5                     I will not set out at length the background of this matter.  I incorporate by reference my reasons for judgment delivered on 7 February 2007.  First, what those reasons disclosed is that the claims made by the applicant had no prospects of success at all and that the applicant properly advised should have known that this was the case.  Put shortly, he sought to pursue proceedings in tort against the respondents in respect of conduct said to have been engaged in by them in legal proceedings which resulted in costs being unnecessarily incurred by him.  However, he needed in the circumstances to have set aside an order for costs made in the Supreme Court of South Australia in those proceedings.  For as long as it remained on foot, the principle of res judicata applied to any attempt to bring the tort actions in question.  This was pointed out at length and on a number of occasions to the applicant and his advisers.  It was disregarded.  Second, the actual causes of action pleaded against the respondents were, as counsel for the applicant ultimately accepted, offensive and embarrassing.  Further, the Statement of Claim itself did not reveal the very cause of action which counsel for the applicant indicated he actually wished to plead.  The nature of the pleading was such as to put the parties to considerable effort and expense both to penetrate what was being said for the purposes of divining what may have been alleged against them and adequately to respond to the statement.  Third, in relation to all parties, the pleading made allegations of impropriety of purpose in the conduct of legal proceedings without anything which might indicate there was any reasonable prospect of success in relation to the making out of those allegations.  In particular claims were made impugning the professional integrity of the fifth respondent which, in the circumstances, were wholly offensive. 

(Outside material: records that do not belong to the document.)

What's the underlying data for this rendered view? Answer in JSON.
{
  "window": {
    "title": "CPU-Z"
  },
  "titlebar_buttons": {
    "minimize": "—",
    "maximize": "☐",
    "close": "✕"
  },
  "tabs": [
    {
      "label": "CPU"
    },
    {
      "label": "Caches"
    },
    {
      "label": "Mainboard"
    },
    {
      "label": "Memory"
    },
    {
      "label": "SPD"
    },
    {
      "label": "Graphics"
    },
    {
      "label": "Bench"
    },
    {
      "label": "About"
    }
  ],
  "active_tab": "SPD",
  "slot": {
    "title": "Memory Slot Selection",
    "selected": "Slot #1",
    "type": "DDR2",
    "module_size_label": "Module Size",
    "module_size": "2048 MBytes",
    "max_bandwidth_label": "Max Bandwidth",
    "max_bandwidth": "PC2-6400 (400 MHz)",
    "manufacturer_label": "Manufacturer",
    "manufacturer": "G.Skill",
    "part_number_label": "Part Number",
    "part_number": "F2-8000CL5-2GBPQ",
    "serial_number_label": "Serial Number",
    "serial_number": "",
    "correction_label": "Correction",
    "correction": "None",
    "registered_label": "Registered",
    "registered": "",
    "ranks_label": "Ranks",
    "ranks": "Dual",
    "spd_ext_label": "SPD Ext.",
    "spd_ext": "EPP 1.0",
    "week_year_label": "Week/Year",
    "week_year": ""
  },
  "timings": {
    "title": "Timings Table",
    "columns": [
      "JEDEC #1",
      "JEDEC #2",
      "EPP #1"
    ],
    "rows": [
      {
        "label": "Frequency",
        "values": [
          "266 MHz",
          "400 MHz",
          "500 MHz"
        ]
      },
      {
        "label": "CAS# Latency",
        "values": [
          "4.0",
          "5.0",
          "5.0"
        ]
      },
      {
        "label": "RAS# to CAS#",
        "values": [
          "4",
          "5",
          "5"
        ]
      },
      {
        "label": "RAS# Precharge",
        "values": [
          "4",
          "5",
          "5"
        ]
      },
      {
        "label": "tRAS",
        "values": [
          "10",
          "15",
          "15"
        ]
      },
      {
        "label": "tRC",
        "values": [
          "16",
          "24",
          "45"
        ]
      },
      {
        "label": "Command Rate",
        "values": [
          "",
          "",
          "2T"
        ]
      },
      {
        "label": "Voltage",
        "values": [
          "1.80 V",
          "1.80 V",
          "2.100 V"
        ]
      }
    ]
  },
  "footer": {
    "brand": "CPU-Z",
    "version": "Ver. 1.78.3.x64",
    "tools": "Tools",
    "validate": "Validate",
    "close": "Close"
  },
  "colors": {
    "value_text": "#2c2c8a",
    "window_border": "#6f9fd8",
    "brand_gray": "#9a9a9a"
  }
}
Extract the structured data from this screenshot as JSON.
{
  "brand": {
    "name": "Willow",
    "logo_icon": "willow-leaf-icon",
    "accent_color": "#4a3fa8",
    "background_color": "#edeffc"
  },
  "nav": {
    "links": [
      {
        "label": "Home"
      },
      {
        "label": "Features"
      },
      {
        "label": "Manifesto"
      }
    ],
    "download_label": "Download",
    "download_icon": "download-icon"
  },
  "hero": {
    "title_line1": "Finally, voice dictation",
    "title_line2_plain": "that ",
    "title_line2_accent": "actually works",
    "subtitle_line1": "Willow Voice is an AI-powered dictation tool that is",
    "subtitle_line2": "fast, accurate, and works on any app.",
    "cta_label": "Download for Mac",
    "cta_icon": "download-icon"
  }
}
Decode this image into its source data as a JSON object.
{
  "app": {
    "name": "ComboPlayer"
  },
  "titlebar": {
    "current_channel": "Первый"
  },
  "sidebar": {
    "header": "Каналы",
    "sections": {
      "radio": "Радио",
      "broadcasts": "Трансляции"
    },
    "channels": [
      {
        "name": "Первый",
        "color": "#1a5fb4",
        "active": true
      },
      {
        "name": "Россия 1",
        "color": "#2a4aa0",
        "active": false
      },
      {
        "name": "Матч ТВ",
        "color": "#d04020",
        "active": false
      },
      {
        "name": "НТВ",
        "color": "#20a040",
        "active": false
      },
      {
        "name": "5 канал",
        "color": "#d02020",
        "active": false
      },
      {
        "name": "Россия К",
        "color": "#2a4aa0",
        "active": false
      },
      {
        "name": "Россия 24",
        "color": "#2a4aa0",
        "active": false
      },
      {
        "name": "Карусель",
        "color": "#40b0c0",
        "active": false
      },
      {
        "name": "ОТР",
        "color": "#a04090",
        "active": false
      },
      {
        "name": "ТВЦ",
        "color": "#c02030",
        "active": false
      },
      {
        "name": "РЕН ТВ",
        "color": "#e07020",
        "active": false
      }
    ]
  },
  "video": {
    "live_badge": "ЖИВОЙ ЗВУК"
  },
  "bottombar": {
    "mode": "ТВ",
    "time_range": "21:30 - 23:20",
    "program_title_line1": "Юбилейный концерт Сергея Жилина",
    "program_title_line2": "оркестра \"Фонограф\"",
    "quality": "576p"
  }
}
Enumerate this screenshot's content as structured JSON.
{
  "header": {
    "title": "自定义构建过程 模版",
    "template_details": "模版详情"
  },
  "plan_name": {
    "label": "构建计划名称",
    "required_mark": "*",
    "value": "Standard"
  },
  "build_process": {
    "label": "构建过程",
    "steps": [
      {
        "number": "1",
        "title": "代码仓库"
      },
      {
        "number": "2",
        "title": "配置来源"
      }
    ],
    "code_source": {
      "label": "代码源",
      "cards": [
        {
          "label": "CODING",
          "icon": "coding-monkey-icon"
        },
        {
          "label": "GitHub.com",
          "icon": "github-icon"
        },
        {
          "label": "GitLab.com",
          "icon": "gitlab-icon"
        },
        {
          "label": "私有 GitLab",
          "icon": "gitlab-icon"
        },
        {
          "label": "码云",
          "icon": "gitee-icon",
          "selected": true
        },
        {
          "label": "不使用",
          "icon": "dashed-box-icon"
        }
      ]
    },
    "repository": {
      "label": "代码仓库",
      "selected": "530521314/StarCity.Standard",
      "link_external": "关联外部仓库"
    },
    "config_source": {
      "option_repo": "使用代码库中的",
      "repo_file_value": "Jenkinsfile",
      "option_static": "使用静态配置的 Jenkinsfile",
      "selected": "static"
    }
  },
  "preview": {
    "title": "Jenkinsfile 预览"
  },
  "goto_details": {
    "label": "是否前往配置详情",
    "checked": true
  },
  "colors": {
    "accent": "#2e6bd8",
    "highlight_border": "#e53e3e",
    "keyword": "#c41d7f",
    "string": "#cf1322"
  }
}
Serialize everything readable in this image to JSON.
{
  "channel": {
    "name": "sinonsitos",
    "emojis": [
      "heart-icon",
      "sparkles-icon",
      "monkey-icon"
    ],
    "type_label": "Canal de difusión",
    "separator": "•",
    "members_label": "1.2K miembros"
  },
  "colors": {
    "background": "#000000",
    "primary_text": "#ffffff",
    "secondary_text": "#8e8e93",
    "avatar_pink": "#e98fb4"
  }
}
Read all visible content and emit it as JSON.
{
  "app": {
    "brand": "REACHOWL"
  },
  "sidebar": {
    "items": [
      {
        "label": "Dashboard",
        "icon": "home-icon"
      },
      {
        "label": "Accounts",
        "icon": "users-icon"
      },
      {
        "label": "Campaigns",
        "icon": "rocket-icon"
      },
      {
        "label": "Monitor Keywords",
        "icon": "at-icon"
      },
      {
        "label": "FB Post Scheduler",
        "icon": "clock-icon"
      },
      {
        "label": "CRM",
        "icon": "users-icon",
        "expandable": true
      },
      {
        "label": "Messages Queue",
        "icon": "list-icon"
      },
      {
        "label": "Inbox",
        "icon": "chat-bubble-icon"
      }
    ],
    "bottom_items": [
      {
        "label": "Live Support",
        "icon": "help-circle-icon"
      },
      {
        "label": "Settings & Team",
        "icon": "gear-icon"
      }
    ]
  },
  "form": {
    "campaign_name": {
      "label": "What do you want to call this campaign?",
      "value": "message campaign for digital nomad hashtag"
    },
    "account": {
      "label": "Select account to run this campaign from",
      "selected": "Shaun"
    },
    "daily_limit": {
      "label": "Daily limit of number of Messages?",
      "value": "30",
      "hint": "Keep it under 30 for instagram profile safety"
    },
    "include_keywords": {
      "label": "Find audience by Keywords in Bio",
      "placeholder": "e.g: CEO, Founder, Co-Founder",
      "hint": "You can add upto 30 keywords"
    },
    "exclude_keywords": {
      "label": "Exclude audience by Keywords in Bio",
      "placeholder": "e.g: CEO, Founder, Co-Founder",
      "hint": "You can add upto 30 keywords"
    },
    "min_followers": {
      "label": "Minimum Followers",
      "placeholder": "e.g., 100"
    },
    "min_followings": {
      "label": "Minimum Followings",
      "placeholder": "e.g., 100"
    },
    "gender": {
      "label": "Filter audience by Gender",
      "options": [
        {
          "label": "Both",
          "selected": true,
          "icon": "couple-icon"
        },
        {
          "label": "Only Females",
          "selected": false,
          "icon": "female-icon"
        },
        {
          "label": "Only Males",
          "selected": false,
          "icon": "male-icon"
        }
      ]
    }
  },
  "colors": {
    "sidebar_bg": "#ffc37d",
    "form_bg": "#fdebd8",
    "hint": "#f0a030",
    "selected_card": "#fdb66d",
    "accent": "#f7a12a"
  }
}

6                     I am satisfied that this is a matter in which it was unreasonable for the applicant to have subjected the respondents to the expenditure of costs in responding to the application.  The application was a hopeless one and ought never have been brought in the form it was.  The applicant may well have been badly advised.  This though provides no excuse for so imposing upon the respondents.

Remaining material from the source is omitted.